[RFC] Why FreeBSD ports should have branches by OS version

Julian Elischer julian at freebsd.org
Fri Jun 23 17:16:04 UTC 2017

On 23/6/17 4:38 pm, Vlad K. wrote:
> On 2017-06-23 10:26, demelier.david at gmail.com wrote:
>> Release branches won't have many maintenance except individual bug
>> fixes when security advisories are found.

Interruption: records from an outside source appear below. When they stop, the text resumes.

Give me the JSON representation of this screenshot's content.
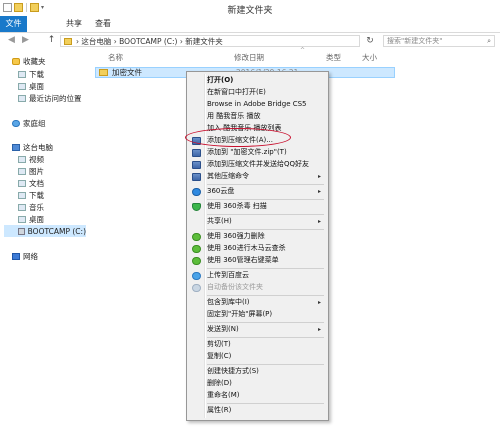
{
  "window": {
    "title": "新建文件夹",
    "quick_access_dropdown": "▾"
  },
  "ribbon": {
    "tabs": [
      "文件",
      "共享",
      "查看"
    ]
  },
  "navigation": {
    "back_icon": "◀",
    "forward_icon": "▶",
    "up_icon": "↑",
    "path": "› 这台电脑 › BOOTCAMP (C:) › 新建文件夹",
    "refresh_icon": "↻",
    "search_placeholder": "搜索\"新建文件夹\"",
    "search_icon": "⌕"
  },
  "sidebar": {
    "favorites": "收藏夹",
    "fav_items": [
      "下载",
      "桌面",
      "最近访问的位置"
    ],
    "homegroup": "家庭组",
    "this_pc": "这台电脑",
    "pc_items": [
      "视频",
      "图片",
      "文档",
      "下载",
      "音乐",
      "桌面",
      "BOOTCAMP (C:)"
    ],
    "network": "网络"
  },
  "columns": {
    "name": "名称",
    "date": "修改日期",
    "type": "类型",
    "size": "大小",
    "sort_arrow": "^"
  },
  "files": [
    {
      "name": "加密文件",
      "date": "2016/1/29 16:21"
    }
  ],
  "context_menu": {
    "items": [
      {
        "label": "打开(O)",
        "bold": true
      },
      {
        "label": "在新窗口中打开(E)"
      },
      {
        "label": "Browse in Adobe Bridge CS5"
      },
      {
        "label": "用 酷我音乐 播放"
      },
      {
        "label": "加入 酷我音乐 播放列表"
      },
      {
        "label": "添加到压缩文件(A)...",
        "icon": "rar-icon"
      },
      {
        "label": "添加到 \"加密文件.zip\"(T)",
        "icon": "rar-icon"
      },
      {
        "label": "添加到压缩文件并发送给QQ好友",
        "icon": "rar-icon"
      },
      {
        "label": "其他压缩命令",
        "icon": "rar-icon",
        "submenu": true
      },
      {
        "label": "360云盘",
        "icon": "cloud-360-icon",
        "submenu": true
      },
      {
        "label": "使用 360杀毒 扫描",
        "icon": "shield-360-icon"
      },
      {
        "label": "共享(H)",
        "submenu": true
      },
      {
        "label": "使用 360强力删除",
        "icon": "green-360-icon"
      },
      {
        "label": "使用 360进行木马云查杀",
        "icon": "green-360-icon"
      },
      {
        "label": "使用 360管理右键菜单",
        "icon": "green-360-icon"
      },
      {
        "label": "上传到百度云",
        "icon": "baidu-cloud-icon"
      },
      {
        "label": "自动备份该文件夹",
        "icon": "baidu-cloud-gray-icon"
      },
      {
        "label": "包含到库中(I)",
        "submenu": true
      },
      {
        "label": "固定到\"开始\"屏幕(P)"
      },
      {
        "label": "发送到(N)",
        "submenu": true
      },
      {
        "label": "剪切(T)"
      },
      {
        "label": "复制(C)"
      },
      {
        "label": "创建快捷方式(S)"
      },
      {
        "label": "删除(D)"
      },
      {
        "label": "重命名(M)"
      },
      {
        "label": "属性(R)"
      }
    ],
    "submenu_arrow": "▸"
  }
}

No backport, no updates.
> Nothing prevents the maintainers from doing exactly that right now. 
> But you see, there are two kinds of ports in the tree:
> 1) ports where upstream maintains a concept of LTS
> 2) ports that mix bug, security fixes and new features in even 
> point.point releases
> For some (all?) major production software like Apache, nginx, PHP, 
> PostgreSQL, MySQL (I think?), Postfix, Dovecot2, etc... #1 applies. 
> So for serious production servers this should be easy to maintain as 
> the upstream is doing that in the first place.
> The problem is then with ports of type #2. And there's lots of them.
> Gentoo portage can easily maintain "stable" ports because portage 
> doesn't have a single Makefile, it has multiple .ebuild files so 
> multiple versions are available under ONE port name, and bumping the 
> version while keeping previous ones available is literally just a 
> matter of making a copy of the latest .ebuild and fixing the version 
> in it like we do with PORTVERSION.
This is why I think our Makefile should be split up into two parts. 
One of which has the interface to the rest of the ports and one of 
which specifies what to download and things that are specific to a 
given version.

then hopefully you could update the second without changing the first.
  Harder to do than say, I know, but I have faced htat challenge soo 
often, in fact i have it right now.
I need  a new azure-agent, in a 10.3 world, where I can not update any 
other packages/ports.

> On FreeBSD that's impossible and often ports are separated and 
> version baked into the port name. Like www/node from the original 
> post of this thread.
> But again, that's all doable without having to introduce new 
> infrastructure. The ports tree as is can be maintained like this and 
> quarterly repos would NOT be required. All it's needed is for 
> maintainers to keep a stable version and a latest version. There's 
> already plenty of ports done like that, otoh postfix and 
> postfix-current, nginx and nginx-devel, etc...
> Because the BIGGEST problem in maintaining separate "stable" or LTS 
> branches is BACKPORTING fixes for ports in the #2 category, ie. 
> those that mix new features with fixes, so you have to CHERRY PICK 
> only the fix and BACKPORT it to your "stable" branch. And that's 
> even more work often introducing NEW bugs.
> BTW, the problem of the original post could've been avoided if the 
> user only read UPDATING which clearly stated that www/node becomes 7 
> and previous node (6) becomes www/node6.  (20161207) entry.